Presence of Contagious Yawning in Children with Autism Spectrum Disorder

1Department of Cognitive and Behavioral Science, University of Tokyo, Tokyo, Japan
2Centre for Brain and Cognitive Development, Birkbeck, University of London, Malet Street, London WC1E 7HX, UK
3Department of Education for Children with Disabilities, Ibaraki University, Ibaraki, Japan
4Musashino Higashi Center for Education and Research, Musashino Higashi Gakuen, Tokyo, Japan

Received 15 April 2013; Accepted 2 July 2013

Academic Editor: Elizabeth Aylward

Copyright © 2013 Saori Usui et al.

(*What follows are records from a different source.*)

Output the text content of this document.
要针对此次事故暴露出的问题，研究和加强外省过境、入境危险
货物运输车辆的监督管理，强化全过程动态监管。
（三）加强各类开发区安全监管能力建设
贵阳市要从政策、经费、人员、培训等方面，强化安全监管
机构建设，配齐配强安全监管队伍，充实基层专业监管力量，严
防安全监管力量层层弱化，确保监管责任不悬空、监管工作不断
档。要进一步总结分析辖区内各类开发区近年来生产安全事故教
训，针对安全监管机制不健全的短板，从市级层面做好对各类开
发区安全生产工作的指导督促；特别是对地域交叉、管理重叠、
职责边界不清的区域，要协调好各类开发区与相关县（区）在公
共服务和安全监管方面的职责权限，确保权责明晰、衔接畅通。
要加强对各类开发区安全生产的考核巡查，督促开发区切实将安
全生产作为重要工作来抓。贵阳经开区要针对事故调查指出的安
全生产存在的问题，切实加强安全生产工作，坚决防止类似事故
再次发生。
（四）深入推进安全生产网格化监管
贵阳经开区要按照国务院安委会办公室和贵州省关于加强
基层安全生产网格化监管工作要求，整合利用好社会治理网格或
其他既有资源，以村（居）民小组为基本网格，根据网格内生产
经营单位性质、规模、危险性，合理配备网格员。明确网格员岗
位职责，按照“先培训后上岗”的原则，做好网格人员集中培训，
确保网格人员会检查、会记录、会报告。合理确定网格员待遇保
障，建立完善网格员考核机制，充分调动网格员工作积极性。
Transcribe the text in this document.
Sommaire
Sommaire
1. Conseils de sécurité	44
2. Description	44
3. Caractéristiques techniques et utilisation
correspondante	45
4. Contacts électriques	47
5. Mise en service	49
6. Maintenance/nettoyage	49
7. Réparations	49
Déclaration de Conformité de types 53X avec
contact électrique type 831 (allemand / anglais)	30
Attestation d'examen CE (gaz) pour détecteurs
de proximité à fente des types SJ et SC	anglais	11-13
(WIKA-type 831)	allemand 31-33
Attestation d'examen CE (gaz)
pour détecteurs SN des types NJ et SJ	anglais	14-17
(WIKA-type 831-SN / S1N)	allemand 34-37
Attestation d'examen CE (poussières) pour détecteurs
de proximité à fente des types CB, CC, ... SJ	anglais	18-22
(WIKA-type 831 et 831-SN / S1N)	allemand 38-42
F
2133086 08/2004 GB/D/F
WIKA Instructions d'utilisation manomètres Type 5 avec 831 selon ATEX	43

This is an open access article distributed under the Creative Commons Attribution License, which permits unrestricted use, distribution, and reproduction in any medium, provided the original work is properly cited.

Abstract

Most previous studies suggest diminished susceptibility to contagious yawning in children with autism spectrum disorder (ASD). However, it could be driven by their atypical attention to the face. To test this hypothesis, children with ASD and typically developing (TD) children were shown yawning and control movies. To ensure participants' attention to the face, an eye tracker controlled the onset of the yawning and control stimuli. Results demonstrated that both TD children and children with ASD yawned more frequently when they watched the yawning stimuli than the control stimuli. It is suggested therefore that the absence of contagious yawning in children with ASD, as reported in previous studies, might relate to their weaker tendency to spontaneously attend to others' faces.